Another week passed by and things were on the improve though I certainly felt this illness had 'taken it out of me'.
So following this spell I reflected on the whole situation. While I know in myself that seasonal hay-fever is a part of springtime for me and my body, I couldn't help but wonder if this episode would've taken hold the same if I had stopped and listened when I first 'knew' I needed to slow down. If I'd taken the time in the holidays as planned to rest and relax as I had thought I would, would the outcome have been different? Would I still have had to reschedule meetings and miss out on much anticipated social events?
The answers to these questions I won't ever know.
What I do know is this: I need to honour my body, it's funny little messages and my intuition. I knew some time before this that I needed to slow things down and take some time out, so why didn't I?
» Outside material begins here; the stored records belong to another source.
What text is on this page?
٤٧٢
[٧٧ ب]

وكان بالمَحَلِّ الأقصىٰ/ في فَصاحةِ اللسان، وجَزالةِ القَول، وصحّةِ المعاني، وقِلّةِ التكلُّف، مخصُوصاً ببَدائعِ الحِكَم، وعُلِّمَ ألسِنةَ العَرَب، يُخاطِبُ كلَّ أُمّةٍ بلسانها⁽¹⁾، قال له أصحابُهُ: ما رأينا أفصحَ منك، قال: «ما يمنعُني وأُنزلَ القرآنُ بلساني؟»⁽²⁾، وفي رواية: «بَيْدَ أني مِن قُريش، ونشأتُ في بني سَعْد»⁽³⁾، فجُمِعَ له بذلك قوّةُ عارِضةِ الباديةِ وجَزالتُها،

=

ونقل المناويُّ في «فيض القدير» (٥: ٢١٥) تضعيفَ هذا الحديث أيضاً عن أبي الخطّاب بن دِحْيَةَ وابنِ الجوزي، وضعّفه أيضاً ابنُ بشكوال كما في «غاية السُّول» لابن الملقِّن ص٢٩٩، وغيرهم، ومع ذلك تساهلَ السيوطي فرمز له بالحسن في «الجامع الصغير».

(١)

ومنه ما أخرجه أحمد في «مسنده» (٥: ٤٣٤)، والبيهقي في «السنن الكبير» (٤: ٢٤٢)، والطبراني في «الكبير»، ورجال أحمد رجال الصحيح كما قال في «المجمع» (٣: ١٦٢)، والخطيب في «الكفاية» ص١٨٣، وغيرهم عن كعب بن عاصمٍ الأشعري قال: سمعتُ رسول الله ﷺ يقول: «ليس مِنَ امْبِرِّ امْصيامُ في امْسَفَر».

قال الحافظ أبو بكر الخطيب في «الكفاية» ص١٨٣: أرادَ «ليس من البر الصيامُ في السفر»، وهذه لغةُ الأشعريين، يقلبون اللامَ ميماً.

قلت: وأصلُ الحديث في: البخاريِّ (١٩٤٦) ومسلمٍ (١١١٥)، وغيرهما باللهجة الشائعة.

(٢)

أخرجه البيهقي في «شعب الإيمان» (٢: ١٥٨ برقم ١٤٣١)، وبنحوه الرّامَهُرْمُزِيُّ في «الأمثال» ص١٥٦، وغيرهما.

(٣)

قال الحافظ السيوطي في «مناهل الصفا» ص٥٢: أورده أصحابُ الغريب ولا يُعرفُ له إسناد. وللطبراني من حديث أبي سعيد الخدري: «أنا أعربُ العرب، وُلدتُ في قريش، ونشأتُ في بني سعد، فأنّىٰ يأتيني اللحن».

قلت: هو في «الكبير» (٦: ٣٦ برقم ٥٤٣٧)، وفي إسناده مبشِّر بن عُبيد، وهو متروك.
My learning from this episode:
Listen to your body - it does not lie to you!
Stop when your body says you need to stop, if you don't it catches up on you and 'costs' you more time in the long run
Make time to slow things down every week - preferably everyday, when you slow things down your intuition is sharper and you are more aware of your bodies needs
Self Care isn't something we do 'once in a while' it's something we need to be mindful of prioritising daily
Taking a 'sick day' doesn't come naturally (not for everyone) however when it is truly needed it is the best thing you can do for yourself in that time
Health is Wealth
Lemon, Ginger and Honey Tea Recipe: I make my ginger tea in my favourite tea pot by slicing some raw ginger and steeping it in boiling water for 5-10 minutes. I then stir in some honey and a good squeeze of lemon for vitamin C. This is a great way to take your daily Apple Cider Vinegar as well - simply add to your pot or cup before drinking!